As a matter of fact, McCartney has often remarked that he’d like to release the album everyone is afraid of, the one called Paul Goes Too Far. Bring it on. One of the purposes here is to encourage him do so. As a matter of fact, the subtitle to his new release may well have used that tongue in cheek line quite seriously, except that for our purposes he has gone just far enough. Wedged between his serious contemporary chamber music, along the lines of the English pastoral composers such as Vaughn Williams and Delius, in both Working Classical, 1999, and Standing Stone, 1997.

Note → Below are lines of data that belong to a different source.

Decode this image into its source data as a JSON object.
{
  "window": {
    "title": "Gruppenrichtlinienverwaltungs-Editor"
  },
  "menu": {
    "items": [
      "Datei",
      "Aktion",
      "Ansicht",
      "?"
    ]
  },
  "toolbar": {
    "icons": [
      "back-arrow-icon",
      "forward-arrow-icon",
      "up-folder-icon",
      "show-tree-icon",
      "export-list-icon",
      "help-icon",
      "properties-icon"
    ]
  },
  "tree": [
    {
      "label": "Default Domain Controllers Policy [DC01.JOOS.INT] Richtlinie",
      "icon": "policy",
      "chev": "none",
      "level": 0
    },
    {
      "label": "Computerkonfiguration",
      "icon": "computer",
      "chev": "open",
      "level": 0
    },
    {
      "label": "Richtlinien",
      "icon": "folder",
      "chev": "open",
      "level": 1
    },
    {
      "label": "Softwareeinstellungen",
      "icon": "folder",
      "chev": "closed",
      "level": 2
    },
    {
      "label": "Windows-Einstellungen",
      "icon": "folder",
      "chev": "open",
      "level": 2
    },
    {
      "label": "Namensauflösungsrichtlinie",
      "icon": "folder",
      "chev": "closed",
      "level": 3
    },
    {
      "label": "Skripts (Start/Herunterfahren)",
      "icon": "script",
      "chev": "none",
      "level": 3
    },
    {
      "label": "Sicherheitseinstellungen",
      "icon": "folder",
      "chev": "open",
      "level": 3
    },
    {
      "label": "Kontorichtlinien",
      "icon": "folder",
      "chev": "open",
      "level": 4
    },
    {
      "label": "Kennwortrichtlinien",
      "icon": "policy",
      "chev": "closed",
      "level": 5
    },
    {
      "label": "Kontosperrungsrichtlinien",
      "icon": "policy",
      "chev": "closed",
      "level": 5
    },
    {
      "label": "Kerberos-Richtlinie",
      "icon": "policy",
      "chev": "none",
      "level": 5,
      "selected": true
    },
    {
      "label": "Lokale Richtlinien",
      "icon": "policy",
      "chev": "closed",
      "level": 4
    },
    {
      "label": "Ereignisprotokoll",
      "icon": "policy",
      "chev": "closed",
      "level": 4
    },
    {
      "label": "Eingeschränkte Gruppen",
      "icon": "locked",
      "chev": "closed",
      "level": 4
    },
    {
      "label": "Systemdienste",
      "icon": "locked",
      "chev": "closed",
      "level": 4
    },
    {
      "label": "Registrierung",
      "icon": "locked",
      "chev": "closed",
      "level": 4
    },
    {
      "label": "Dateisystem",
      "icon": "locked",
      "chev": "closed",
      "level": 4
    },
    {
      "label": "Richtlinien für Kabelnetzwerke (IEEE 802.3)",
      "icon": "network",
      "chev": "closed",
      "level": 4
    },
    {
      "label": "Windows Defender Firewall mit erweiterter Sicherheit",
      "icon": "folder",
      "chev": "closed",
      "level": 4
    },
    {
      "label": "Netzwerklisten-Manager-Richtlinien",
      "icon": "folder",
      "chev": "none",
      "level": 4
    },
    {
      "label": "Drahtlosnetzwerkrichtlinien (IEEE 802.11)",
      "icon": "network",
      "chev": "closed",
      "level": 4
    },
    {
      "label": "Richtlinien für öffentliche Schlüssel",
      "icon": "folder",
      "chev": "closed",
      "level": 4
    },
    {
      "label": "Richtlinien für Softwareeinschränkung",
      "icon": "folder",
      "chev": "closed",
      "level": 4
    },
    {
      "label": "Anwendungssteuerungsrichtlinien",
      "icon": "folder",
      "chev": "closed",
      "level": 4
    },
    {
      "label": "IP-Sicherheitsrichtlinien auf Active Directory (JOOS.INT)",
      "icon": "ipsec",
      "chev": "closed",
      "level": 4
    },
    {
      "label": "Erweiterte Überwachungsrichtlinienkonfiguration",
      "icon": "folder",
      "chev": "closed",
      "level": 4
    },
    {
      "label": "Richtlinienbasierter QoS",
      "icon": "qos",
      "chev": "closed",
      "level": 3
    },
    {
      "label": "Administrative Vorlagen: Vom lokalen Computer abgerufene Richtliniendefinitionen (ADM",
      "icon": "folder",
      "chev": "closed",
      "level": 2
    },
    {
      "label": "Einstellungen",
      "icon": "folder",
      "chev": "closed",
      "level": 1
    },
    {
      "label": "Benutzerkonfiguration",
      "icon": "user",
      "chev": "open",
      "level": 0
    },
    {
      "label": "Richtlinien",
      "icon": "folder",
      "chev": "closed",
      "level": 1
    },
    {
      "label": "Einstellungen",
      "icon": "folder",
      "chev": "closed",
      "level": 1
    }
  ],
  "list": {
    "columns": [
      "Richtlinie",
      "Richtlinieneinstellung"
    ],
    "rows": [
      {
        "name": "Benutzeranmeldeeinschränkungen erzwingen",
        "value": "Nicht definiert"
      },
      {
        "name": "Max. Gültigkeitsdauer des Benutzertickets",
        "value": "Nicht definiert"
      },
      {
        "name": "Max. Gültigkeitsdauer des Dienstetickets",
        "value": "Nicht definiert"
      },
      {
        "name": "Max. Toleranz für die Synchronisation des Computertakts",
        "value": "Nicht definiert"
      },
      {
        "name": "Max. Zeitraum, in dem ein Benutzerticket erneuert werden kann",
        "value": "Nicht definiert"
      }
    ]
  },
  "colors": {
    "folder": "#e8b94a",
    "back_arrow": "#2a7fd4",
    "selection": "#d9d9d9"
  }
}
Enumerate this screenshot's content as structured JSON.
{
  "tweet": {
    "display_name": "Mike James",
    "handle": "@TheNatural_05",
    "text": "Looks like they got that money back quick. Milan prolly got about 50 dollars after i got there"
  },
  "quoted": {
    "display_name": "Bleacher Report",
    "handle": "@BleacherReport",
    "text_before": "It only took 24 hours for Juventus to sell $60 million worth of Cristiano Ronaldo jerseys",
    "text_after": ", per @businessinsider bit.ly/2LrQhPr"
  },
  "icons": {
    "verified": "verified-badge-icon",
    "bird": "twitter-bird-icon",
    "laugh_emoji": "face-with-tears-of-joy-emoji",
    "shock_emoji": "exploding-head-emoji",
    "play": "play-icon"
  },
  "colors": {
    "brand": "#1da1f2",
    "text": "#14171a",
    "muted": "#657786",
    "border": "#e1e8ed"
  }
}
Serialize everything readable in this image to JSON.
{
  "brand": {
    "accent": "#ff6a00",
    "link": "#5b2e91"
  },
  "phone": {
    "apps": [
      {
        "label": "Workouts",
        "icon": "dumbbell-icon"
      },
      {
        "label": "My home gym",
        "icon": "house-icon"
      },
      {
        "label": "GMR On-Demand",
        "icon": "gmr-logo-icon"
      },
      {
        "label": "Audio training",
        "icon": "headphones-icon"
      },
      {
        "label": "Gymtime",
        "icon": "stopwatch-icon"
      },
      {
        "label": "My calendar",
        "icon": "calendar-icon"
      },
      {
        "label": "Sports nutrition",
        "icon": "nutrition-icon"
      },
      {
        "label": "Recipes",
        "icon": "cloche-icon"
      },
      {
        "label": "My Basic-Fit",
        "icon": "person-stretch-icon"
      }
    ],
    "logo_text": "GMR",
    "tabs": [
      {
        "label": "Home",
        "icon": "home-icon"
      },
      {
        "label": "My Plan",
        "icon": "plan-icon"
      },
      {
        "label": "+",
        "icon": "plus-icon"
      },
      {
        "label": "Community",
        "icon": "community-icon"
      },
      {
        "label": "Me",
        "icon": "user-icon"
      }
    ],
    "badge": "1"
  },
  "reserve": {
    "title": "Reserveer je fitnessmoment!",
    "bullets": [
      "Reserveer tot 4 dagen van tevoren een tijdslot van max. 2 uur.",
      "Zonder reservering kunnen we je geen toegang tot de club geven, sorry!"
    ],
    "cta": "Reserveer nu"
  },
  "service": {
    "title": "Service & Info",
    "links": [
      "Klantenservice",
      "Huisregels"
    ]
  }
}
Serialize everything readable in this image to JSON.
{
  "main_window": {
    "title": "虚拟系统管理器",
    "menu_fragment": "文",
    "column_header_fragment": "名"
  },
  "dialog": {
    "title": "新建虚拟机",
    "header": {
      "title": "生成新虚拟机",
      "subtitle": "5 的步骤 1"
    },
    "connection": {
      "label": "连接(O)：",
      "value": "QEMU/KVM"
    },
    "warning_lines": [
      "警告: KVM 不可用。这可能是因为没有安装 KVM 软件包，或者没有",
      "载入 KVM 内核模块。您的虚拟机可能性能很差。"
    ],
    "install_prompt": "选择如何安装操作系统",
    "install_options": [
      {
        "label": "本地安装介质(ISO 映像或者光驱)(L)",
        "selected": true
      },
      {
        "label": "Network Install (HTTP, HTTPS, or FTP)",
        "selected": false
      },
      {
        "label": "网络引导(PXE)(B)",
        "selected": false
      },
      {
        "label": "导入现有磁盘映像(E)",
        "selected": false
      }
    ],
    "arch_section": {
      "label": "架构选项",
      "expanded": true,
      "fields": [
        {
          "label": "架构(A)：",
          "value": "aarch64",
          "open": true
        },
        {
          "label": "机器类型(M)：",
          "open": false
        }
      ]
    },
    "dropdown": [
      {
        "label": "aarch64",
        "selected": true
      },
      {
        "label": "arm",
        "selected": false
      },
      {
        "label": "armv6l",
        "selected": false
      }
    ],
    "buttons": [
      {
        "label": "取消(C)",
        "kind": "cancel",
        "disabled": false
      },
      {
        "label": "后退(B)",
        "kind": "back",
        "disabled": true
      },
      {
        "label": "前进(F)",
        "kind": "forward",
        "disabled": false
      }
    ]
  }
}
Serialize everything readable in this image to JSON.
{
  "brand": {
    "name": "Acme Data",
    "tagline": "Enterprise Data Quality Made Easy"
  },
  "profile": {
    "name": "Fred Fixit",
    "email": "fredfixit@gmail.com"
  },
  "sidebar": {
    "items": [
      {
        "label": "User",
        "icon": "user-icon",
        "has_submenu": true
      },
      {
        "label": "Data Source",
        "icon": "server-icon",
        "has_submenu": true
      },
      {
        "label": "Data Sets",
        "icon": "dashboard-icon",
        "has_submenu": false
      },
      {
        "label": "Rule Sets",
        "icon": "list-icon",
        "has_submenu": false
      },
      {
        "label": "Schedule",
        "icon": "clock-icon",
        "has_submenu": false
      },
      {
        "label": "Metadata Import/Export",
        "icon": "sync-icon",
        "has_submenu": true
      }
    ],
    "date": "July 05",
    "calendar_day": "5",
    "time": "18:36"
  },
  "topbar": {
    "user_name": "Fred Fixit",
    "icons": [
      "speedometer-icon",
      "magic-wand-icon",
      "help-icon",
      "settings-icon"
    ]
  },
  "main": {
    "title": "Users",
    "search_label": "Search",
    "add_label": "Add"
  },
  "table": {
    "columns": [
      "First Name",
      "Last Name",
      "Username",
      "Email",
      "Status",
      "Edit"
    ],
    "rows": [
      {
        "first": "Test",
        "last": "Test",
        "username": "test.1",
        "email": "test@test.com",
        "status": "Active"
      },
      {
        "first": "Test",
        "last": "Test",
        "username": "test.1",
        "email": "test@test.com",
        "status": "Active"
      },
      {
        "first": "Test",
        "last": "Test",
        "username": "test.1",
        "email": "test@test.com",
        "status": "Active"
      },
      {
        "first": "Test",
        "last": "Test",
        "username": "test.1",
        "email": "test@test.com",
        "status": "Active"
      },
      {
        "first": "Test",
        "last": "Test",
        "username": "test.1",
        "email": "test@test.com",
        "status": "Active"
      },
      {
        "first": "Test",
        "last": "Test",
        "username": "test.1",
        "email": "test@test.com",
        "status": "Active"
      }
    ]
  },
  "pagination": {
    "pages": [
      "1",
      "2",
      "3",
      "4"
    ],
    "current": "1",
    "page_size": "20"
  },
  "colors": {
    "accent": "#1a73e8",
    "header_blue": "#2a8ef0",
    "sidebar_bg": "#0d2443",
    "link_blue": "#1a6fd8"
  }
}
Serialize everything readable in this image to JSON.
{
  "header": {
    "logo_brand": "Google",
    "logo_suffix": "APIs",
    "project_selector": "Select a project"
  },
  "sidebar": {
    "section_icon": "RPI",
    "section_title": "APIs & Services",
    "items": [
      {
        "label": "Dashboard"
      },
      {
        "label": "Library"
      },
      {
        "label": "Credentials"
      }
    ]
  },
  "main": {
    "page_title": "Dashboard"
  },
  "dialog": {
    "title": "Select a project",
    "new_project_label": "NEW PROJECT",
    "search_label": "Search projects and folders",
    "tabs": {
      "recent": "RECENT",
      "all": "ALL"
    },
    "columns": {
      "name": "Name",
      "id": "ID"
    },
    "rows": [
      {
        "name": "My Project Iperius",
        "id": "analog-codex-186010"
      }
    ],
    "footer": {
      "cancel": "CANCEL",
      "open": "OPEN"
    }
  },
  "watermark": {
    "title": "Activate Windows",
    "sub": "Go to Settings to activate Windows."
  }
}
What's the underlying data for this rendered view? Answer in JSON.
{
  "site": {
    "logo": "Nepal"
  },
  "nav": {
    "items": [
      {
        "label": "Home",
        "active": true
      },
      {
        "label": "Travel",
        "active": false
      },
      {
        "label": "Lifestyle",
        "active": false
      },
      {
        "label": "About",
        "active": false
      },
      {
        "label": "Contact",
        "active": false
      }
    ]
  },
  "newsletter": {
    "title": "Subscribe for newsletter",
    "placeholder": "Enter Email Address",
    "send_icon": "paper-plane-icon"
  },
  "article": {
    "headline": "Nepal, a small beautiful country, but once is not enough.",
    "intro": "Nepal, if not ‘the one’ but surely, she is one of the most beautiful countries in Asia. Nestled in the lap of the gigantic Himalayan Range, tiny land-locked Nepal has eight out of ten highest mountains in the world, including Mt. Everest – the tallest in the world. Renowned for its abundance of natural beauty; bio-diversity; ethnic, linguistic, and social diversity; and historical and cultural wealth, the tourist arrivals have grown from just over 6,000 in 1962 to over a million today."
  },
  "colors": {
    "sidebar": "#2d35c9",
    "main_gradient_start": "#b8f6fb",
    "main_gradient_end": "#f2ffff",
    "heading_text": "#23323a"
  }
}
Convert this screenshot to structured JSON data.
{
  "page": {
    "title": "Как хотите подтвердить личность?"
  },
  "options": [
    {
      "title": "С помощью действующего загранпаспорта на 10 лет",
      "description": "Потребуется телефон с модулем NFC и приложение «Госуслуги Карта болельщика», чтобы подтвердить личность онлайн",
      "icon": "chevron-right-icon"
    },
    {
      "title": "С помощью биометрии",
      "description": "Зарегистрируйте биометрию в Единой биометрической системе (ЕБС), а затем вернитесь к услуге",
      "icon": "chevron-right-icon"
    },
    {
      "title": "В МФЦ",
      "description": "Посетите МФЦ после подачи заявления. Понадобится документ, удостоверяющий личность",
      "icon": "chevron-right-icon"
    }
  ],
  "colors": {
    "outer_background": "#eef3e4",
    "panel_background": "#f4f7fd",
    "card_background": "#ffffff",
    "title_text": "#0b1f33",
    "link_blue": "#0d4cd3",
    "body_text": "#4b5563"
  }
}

But then he once again returned from those exotic excursions, returned to form perhaps, returned home one might say, to visit his own backyard, both figuratively and literally, in Chaos and Creation in the Backyard, 2002, which was like fine aged armagnac. Twin Freaks, 2005, is an amazing experiment wherein McCartney gave free access to a treasure chest of his master tapes to one of his young collaborators, who then remixed well known songs in fragmented and sculptural ways with suitably shiny results.

The Fireman has three albums so far. His newest record, Electric Arguments, 2008 was a brilliant return to form which merges the two sides of his character into an almost conventional rock band format. But still, the music he had composed behind that persona mask is far from conventional, and contrary to his myth, McCartney always was and still is, a shockingly innovative and dissonant contemporary artist. He just hides it so well behind that beatific smile.

In fact, maybe I'm amazed that McCartney hasn't yet sought out Jack White to play with him, especially since White is just about the only person capable of matching Lennon's wicked voice and matching his astonishing charisma. But that might yet come to pass. His many and varied collaborations (such as Michael Jackson and Elvis Costello) will also be explored to a degree in this book, but only insofar as they represent his ongoing attempt to discover a new partnership as significant as the one upon which his legend is based. McCartney expresses it with suitably wistful insight into his character: “I like working with someone. I like giving up control. I don't need to have full control all the time. I like a bit, but I like to throw it open to someone. It's more fun than sitting in a room on your own all day.” (Ibid)

In a sense, this story is also book-ended by itself: on the one hand by the aborted attempt to release "Carnival of Light" in 1967 (the same year that the visionary Brian Wilson’s Smile experiment failed to launch) and on the other hand, its eventual release in, when 2012?, hot on the heels of a yet another record, as yet untitled, by a sixty-seven year old genius who is utterly comfortable being the Mozart of contemporary pop music.

Upon reflection, one of the best reasons he has for releasing "Carnival of Light" soon is precisely the fact that he is also still releasing some of the most accomplished and innovative records of his musical career, The Beatles included, and perhaps he’d just like to rightly remind us that he’s been doing this sort of thing, both stylistic sides delivered at once, for more than four decades now. It’s that legacy thing again. It must be difficult though, knowing that almost nothing you can ever do in this lifetime, no matter how beautiful or brilliant, will approach the legacy you shared with Mr. L. Quite a burden to live and perform with. But keep trying by all means. We're behind you all the way.